As always with a Nintendo console, first party is a safe bet. The two Super Mario Galaxy titles are arguably among the best games of the generation, and provide us a reminder why platform games once ruled the entire video game landscape.
For the more adventurous gamers there are two well executed Zelda titles - The Legend of Zelda: Twilight Princess (it has nothing to do with sparkling vampires, promise!) and the recently released The Legend of Zelda: Skyward Sword.
For the action hungry there is Metroid Prime Trilogy - which includes the two Gamecube titles in the series as well as Wii release Metroid Prime 3: Corruption. A great collection and a must for fans of Samus Aran.
What else is there? Resident Evil 4: Wii Edition is the best version of a game you owe it to yourself to have played. Zack & Wiki: Quest for Barbaros' Treasure is a fun adventure. There is great rock to be had with Rock Band 3. And games such as Bit Trip Flux, Eledees, Mad World and Little King's Story also deserve a second look.
An area where the Wii really excels is peripherals. In fact, the entire console has been designed with peripherals in mind. The Wiimote snaps in handily to things such as Guitar Hero guitars and plastic steering wheels. Even the Wiimote got its own peripheral when the Wii Motion Plus launched.
The main story may very well be the Wii Balance Board, a smart yet simple solution that opened up opportunities for meaningful fitness exercises with the console. It's robust in its design, and even if the Wii Fit craze has lost some steam - it still serves as a great argument for kids who want to convince their mom getting a console is a great idea.
Nintendo have been pitching other crazy ideas - such as the Wii Vitality Sensor - and perhaps we will be getting more peripherals for the Wii, but the likely scenario is that these will be saved up for Wii U.
Buying a Wii: the deals
There is a new model of the Nintendo Wii. One that doesn't play Gamecube titles (if this is a problem for you, don't get it!), and that cannot stand up. Other than that there is really no significant difference.
There are a few official bundles of the console, but strangely enough there isn't one featuring the new Legend of Zelda title.
The main bundles available now are the Wii Sports Resorts bundle and the Mario Kart Wii bundle. There is also a bundle featuring Mario & Sonic at the 2012 London Olympic Games that sports a blue Wii and countless unofficial bundles.
As far as the other bundles go we found the Mario & Sonic bundle for a mere £110 at Amazon and the Wii Sports Resorts bundle for the same price at the very same Amazon. You can probably find similar deals at your local GAME or equivalent as well, but be aware some unofficial bundles (we're looking at you Skyward Sword bundle) may actually be more expensive than getting a cheap bundle and picking up the game separate.

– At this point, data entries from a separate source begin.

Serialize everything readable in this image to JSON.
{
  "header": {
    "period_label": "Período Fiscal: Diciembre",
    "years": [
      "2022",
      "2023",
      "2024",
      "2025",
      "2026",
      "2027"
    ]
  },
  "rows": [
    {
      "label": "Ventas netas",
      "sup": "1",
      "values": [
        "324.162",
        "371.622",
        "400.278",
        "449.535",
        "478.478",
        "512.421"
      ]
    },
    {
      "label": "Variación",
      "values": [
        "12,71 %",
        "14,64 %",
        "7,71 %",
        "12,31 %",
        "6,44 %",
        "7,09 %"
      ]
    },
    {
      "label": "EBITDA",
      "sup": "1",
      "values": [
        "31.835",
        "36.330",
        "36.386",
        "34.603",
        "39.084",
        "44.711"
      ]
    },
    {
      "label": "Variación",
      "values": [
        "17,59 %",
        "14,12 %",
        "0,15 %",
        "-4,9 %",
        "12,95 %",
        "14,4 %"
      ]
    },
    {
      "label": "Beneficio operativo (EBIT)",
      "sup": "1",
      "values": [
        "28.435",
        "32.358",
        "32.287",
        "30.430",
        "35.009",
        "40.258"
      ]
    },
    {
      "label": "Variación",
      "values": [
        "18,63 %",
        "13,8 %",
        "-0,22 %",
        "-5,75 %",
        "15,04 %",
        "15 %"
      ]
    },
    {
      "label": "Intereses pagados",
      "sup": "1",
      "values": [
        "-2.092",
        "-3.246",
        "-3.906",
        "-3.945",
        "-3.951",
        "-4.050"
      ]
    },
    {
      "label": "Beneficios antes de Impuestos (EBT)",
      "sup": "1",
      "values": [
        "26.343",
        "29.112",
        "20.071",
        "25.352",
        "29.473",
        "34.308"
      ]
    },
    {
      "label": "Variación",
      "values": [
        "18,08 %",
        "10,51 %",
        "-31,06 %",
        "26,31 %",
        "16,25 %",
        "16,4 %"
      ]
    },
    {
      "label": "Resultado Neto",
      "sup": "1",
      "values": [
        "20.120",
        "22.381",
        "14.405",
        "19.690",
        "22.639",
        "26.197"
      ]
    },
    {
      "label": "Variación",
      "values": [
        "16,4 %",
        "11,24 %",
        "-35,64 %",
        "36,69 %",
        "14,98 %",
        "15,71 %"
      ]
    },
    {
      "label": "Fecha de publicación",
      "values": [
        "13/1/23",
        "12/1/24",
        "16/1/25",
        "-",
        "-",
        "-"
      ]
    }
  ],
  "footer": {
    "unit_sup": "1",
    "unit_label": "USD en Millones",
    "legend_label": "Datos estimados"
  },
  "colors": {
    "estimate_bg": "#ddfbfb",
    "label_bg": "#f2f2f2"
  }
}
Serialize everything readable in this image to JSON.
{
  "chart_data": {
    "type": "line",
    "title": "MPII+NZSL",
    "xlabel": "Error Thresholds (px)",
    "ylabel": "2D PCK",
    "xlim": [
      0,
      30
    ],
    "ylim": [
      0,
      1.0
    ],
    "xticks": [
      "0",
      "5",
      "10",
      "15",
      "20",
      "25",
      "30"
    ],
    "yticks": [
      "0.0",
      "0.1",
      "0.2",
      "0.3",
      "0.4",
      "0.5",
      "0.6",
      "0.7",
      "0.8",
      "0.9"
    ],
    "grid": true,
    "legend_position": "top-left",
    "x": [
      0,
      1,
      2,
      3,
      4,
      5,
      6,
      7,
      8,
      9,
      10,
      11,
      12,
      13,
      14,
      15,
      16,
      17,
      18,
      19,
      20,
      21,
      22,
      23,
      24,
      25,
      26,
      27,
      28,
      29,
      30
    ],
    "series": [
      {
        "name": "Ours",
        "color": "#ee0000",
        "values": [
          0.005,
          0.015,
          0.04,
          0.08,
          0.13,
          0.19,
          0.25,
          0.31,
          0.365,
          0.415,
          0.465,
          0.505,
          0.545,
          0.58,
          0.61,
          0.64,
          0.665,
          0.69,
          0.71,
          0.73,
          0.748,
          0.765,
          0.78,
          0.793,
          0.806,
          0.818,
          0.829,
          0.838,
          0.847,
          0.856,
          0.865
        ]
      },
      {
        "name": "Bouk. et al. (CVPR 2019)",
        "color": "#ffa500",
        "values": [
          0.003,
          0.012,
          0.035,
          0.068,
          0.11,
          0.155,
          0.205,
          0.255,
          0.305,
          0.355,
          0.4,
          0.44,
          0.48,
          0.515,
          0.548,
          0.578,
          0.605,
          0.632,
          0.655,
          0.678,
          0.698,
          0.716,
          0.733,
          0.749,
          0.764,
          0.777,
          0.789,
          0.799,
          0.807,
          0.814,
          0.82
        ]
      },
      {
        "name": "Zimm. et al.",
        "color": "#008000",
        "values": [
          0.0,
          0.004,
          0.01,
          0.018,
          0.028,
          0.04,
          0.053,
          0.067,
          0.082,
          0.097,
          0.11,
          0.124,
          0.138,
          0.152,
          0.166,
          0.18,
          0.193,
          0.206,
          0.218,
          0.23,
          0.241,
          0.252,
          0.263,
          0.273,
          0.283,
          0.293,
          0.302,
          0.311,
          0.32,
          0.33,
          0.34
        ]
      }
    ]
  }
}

And as you'd expect you can find plenty of used Wii's both at retail and at online auction sites where you can pick up a complete used console for around £50 or thereabouts. If you're not too picky about which games you're getting there are lots of deals with several games included as well.
Getting the Nintendo Wii towards the tail end of its lifespan may not sound like a very tempting proposition, but there is a lot of fun to be had with the console - and there are a lot of extremely good games that can only be experienced on the platform. Holding out for Wii U, set to launch next year, is of course the wisest option as it promises backward compatibility which will allow you to sample some of the best games for Wii once you pick up the new console. Then again, if you're looking to enjoy some plumber fun this Christmas - Wii is finally at a price point where it comes across as a good value proposition.